Be Sure You Shop Around with Insurance Carriers
So you should definitely shop around, you may be surprised what’s available to you. That said, don’t go with the most “bottom dollar” option immediately. There are “shell” companies who deal in insurance, and will do everything in their power to avoid awarding a settlement when the time comes. You need to carefully vet the sort of insurance you secure, or you could risk being the victim of a scam.
Many insurance groups have fine print or other exigencies that allow them to back out of awarding settlements when the time comes. Though this isn’t ethical, when done in a savvy enough way, it can be technically legal. Also, the types of coverage available can influence what sort of costs you pay. Full coverage on a late-model RV will likely run you about $100 a month, or $1,200 a year. Meanwhile, liability may only be $250 a year.
What makes sense is finding resources that compare and contrast multiple insurance options to help you narrow down your search. Online rate comparison resources can be invaluable in this search. They’ll appraise you pertaining to specific considerations that affect your final price. These include the following:
- The Age Of The Insured Party
- Whether There’s Been A DUI, And When
- What Level Of Credit A Driver Is Working With
- If Any Speeding Tickets Have Been Recently Sustained
- At-Fault Accidents, And When Those Accidents Took Place
A Closer Look At Mitigating Factors
The older you are, up to a certain age, the cheaper your insurance will be. Teenagers pay more for insurance; young people in general do until their mid-twenties. But once you start getting to your later years as a senior citizen, rates increase as well; so shop around with this in mind.
A DUI will make it so you have to pay extra for what’s known as an SR-22 on insurance. This is necessary for the first three years after a conviction, and the ripple effect from the DUI will generally be included in estimates of insurance cost for the next decade or so, depending on your state and insurance provider.

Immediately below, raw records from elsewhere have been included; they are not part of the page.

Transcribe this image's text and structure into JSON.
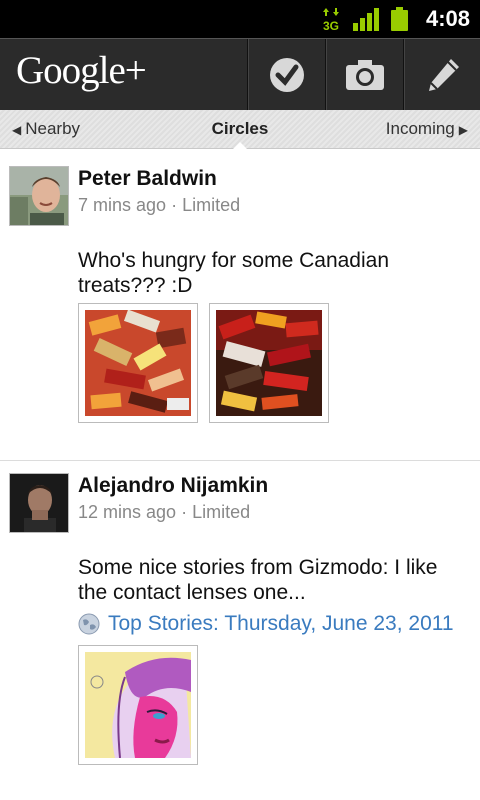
{
  "status_bar": {
    "time": "4:08",
    "network": "3G"
  },
  "app": {
    "logo": "Google+"
  },
  "tabs": {
    "left": "Nearby",
    "center": "Circles",
    "right": "Incoming"
  },
  "posts": [
    {
      "author": "Peter Baldwin",
      "time": "7 mins ago",
      "separator": "·",
      "visibility": "Limited",
      "text": "Who's hungry for some Canadian treats??? :D"
    },
    {
      "author": "Alejandro Nijamkin",
      "time": "12 mins ago",
      "separator": "·",
      "visibility": "Limited",
      "text": "Some nice stories from Gizmodo: I like the contact lenses one...",
      "link": "Top Stories: Thursday, June 23, 2011"
    }
  ],
  "colors": {
    "accent_link": "#3a7bbf",
    "signal": "#99cc00",
    "actionbar": "#2b2b2b"
  }
}
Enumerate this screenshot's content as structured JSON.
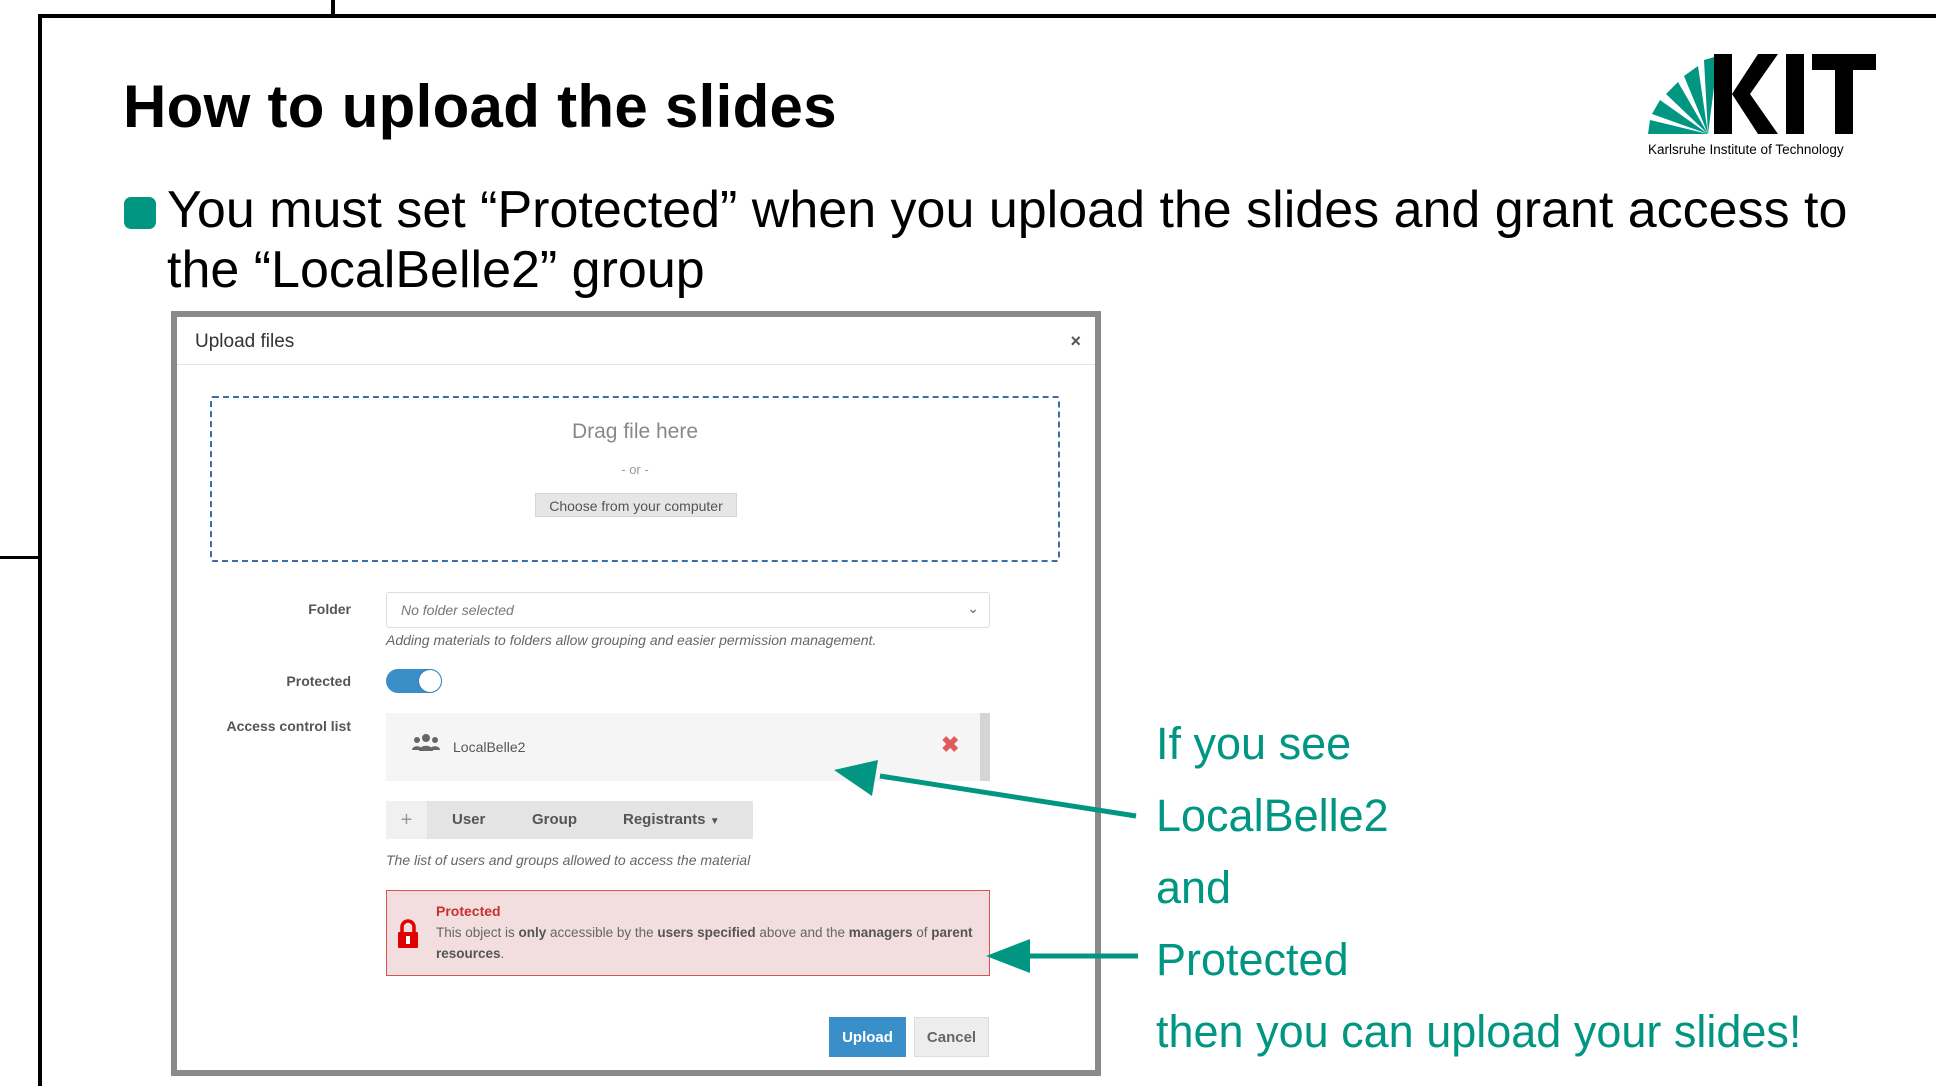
{
  "slide": {
    "title": "How to upload the slides",
    "bullet": "You must set “Protected” when you upload the slides and grant access to the “LocalBelle2” group"
  },
  "logo": {
    "text": "Karlsruhe Institute of Technology",
    "wordmark": "KIT",
    "brand_color": "#009682"
  },
  "dialog": {
    "title": "Upload files",
    "close_label": "×",
    "dropzone": {
      "title": "Drag file here",
      "or": "- or -",
      "choose_label": "Choose from your computer"
    },
    "folder": {
      "label": "Folder",
      "value": "No folder selected",
      "help": "Adding materials to folders allow grouping and easier permission management."
    },
    "protected": {
      "label": "Protected",
      "state": "on"
    },
    "acl": {
      "label": "Access control list",
      "entries": [
        {
          "name": "LocalBelle2",
          "icon": "group-icon"
        }
      ],
      "remove_label": "✖",
      "add_label": "+",
      "buttons": {
        "user": "User",
        "group": "Group",
        "registrants": "Registrants"
      },
      "help": "The list of users and groups allowed to access the material"
    },
    "alert": {
      "title": "Protected",
      "text_parts": [
        "This object is ",
        "only",
        " accessible by the ",
        "users specified",
        " above and the ",
        "managers",
        " of ",
        "parent resources",
        "."
      ]
    },
    "upload_label": "Upload",
    "cancel_label": "Cancel"
  },
  "annotation": {
    "lines": [
      "If you see",
      "LocalBelle2",
      "and",
      "Protected",
      "then you can upload your slides!"
    ],
    "color": "#009682"
  }
}
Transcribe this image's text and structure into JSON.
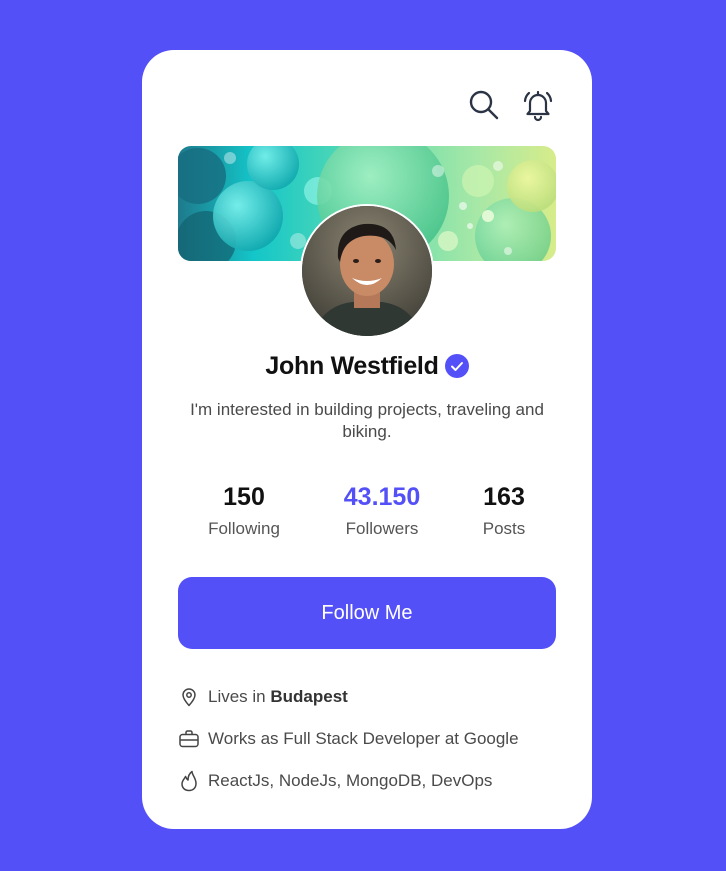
{
  "profile": {
    "name": "John Westfield",
    "bio": "I'm interested in building projects, traveling and biking."
  },
  "stats": [
    {
      "value": "150",
      "label": "Following"
    },
    {
      "value": "43.150",
      "label": "Followers"
    },
    {
      "value": "163",
      "label": "Posts"
    }
  ],
  "actions": {
    "follow_label": "Follow Me"
  },
  "info": {
    "location_prefix": "Lives in ",
    "location_city": "Budapest",
    "work": "Works as Full Stack Developer at Google",
    "skills": "ReactJs, NodeJs, MongoDB, DevOps"
  },
  "icons": {
    "search": "search-icon",
    "notifications": "bell-icon",
    "verified": "verified-badge-icon",
    "location": "map-pin-icon",
    "work": "briefcase-icon",
    "skills": "flame-icon"
  },
  "colors": {
    "background": "#5450f7",
    "accent": "#5450f7",
    "card": "#ffffff",
    "text_primary": "#111111",
    "text_secondary": "#4a4a4a"
  }
}
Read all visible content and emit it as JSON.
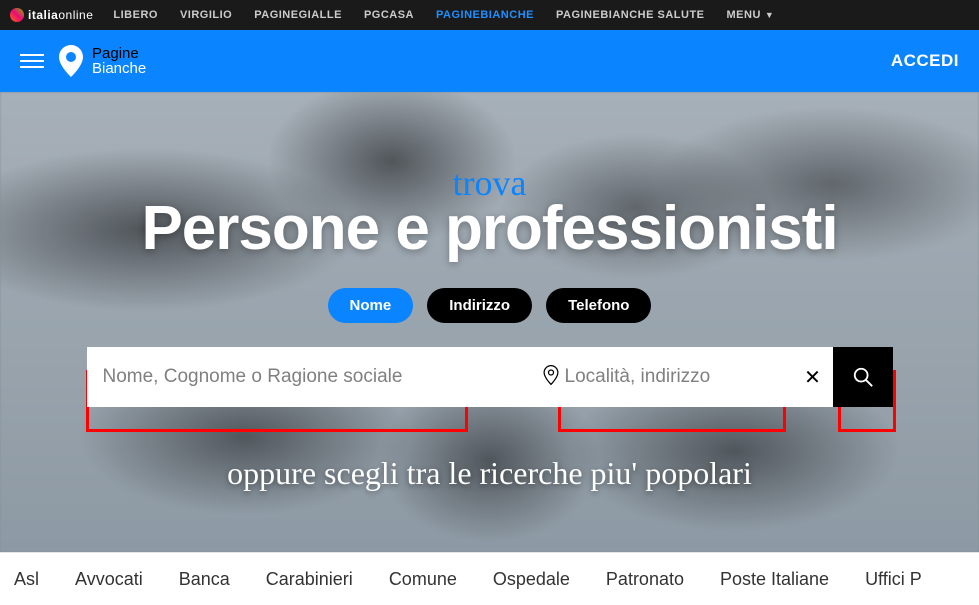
{
  "topbar": {
    "logo_text_bold": "italia",
    "logo_text_thin": "online",
    "items": [
      {
        "label": "LIBERO",
        "active": false
      },
      {
        "label": "VIRGILIO",
        "active": false
      },
      {
        "label": "PAGINEGIALLE",
        "active": false
      },
      {
        "label": "PGCASA",
        "active": false
      },
      {
        "label": "PAGINEBIANCHE",
        "active": true
      },
      {
        "label": "PAGINEBIANCHE SALUTE",
        "active": false
      }
    ],
    "menu_label": "MENU"
  },
  "header": {
    "logo_line1": "Pagine",
    "logo_line2": "Bianche",
    "accedi": "ACCEDI"
  },
  "hero": {
    "script_top": "trova",
    "title": "Persone e professionisti",
    "tabs": [
      {
        "label": "Nome",
        "active": true
      },
      {
        "label": "Indirizzo",
        "active": false
      },
      {
        "label": "Telefono",
        "active": false
      }
    ],
    "search_name_placeholder": "Nome, Cognome o Ragione sociale",
    "search_loc_placeholder": "Località, indirizzo",
    "script_bottom": "oppure scegli tra le ricerche piu' popolari"
  },
  "popular": {
    "items": [
      "Asl",
      "Avvocati",
      "Banca",
      "Carabinieri",
      "Comune",
      "Ospedale",
      "Patronato",
      "Poste Italiane",
      "Uffici P"
    ]
  }
}
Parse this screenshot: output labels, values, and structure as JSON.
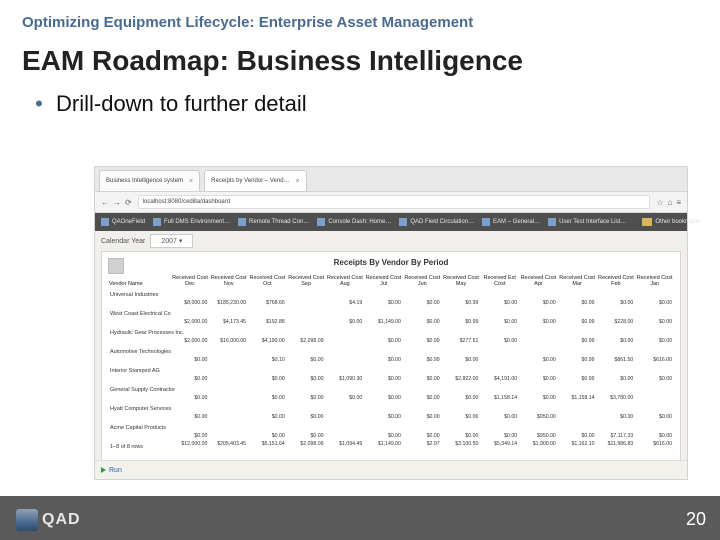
{
  "small_title": "Optimizing Equipment Lifecycle: Enterprise Asset Management",
  "big_title": "EAM Roadmap: Business Intelligence",
  "bullet_text": "Drill-down to further detail",
  "browser": {
    "tab1": "Business Intelligence system",
    "tab2": "Receipts by Vendor – Vend…",
    "url": "localhost:8080/cedilla/dashboard",
    "bookmarks": {
      "b1": "QAOneField",
      "b2": "Full DMS Environment…",
      "b3": "Remote Thread Con…",
      "b4": "Console Dash: Home…",
      "b5": "QAD Field Circulation…",
      "b6": "EAM – General…",
      "b7": "User Test Interface List…",
      "bOther": "Other bookmarks"
    }
  },
  "filter": {
    "label": "Calendar Year",
    "value": "2007"
  },
  "report": {
    "title": "Receipts By Vendor By Period",
    "cols": [
      "Vendor Name",
      "Received Cost Dec",
      "Received Cost Nov",
      "Received Cost Oct",
      "Received Cost Sep",
      "Received Cost Aug",
      "Received Cost Jul",
      "Received Cost Jun",
      "Received Cost May",
      "Received Ext Cost",
      "Received Cost Apr",
      "Received Cost Mar",
      "Received Cost Feb",
      "Received Cost Jan"
    ],
    "vendors": [
      {
        "name": "Universal Industries",
        "vals": [
          "$8,000.00",
          "$185,230.00",
          "$768.66",
          "",
          "$4.19",
          "$0.00",
          "$0.00",
          "$0.99",
          "$0.00",
          "$0.00",
          "$0.99",
          "$0.00",
          "$0.00"
        ]
      },
      {
        "name": "West Coast Electrical Co",
        "vals": [
          "$2,000.00",
          "$4,173.45",
          "$192.88",
          "",
          "$0.00",
          "$1,149.00",
          "$0.00",
          "$0.99",
          "$0.00",
          "$0.00",
          "$0.99",
          "$228.00",
          "$0.00"
        ]
      },
      {
        "name": "Hydraulic Gear Processes Inc.",
        "vals": [
          "$2,000.00",
          "$16,000.00",
          "$4,190.00",
          "$2,098.09",
          "",
          "$0.00",
          "$0.99",
          "$277.51",
          "$0.00",
          "",
          "$0.99",
          "$0.00",
          "$0.00"
        ]
      },
      {
        "name": "Automotive Technologies",
        "vals": [
          "$0.00",
          "",
          "$0.10",
          "$0.00",
          "",
          "$0.00",
          "$0.99",
          "$0.00",
          "",
          "$0.00",
          "$0.99",
          "$861.50",
          "$616.00"
        ]
      },
      {
        "name": "Interior Stamped AG",
        "vals": [
          "$0.00",
          "",
          "$0.00",
          "$0.00",
          "$1,090.30",
          "$0.00",
          "$0.00",
          "$2,822.00",
          "$4,191.00",
          "$0.00",
          "$0.99",
          "$0.00",
          "$0.00"
        ]
      },
      {
        "name": "General Supply Contractor",
        "vals": [
          "$0.00",
          "",
          "$0.00",
          "$0.00",
          "$0.00",
          "$0.00",
          "$0.00",
          "$0.00",
          "$1,158.14",
          "$0.00",
          "$1,158.14",
          "$3,780.00",
          ""
        ]
      },
      {
        "name": "Hyatt Computer Services",
        "vals": [
          "$0.00",
          "",
          "$0.00",
          "$0.00",
          "",
          "$0.00",
          "$0.00",
          "$0.00",
          "$0.00",
          "$950.00",
          "",
          "$0.00",
          "$0.00"
        ]
      },
      {
        "name": "Acme Capital Products",
        "vals": [
          "$0.00",
          "",
          "$0.00",
          "$0.00",
          "",
          "$0.00",
          "$0.00",
          "$0.00",
          "$0.00",
          "$950.00",
          "$0.00",
          "$7,117.33",
          "$0.00"
        ]
      }
    ],
    "total_note": "1–8 of 8 rows",
    "totals": [
      "$12,000.00",
      "$205,403.45",
      "$5,151.64",
      "$2,098.09",
      "$1,094.49",
      "$1,149.00",
      "$2.97",
      "$3,100.50",
      "$5,349.14",
      "$1,900.00",
      "$1,162.10",
      "$11,986.83",
      "$616.00"
    ]
  },
  "run_label": "Run",
  "brand": "QAD",
  "page_number": "20"
}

Remember, insurance providers play the numbers, so they look at statistical trends over individual achievement–for the most part. There are localized insurance options that may treat you better. If you’ve got bad credit, in all likelihood you’ll see higher insurance–but again, this will depend on your provider.
Regardless of provider, recent speeding tickets tend to increase insurance price, as do at fault accidents. However, old tickets or old accidents may not come into play if they don’t show up when the insurance agent looks up your driver’s license number.
Shop Around And Save
Some factors are beyond your control, such as age or accidents. However, what is in your control is your provider. So shop around, just like the TV ads say. You can save hundreds a year (and sometimes even on a monthly basis) by being wise and strategic in your choice of auto insurance provider.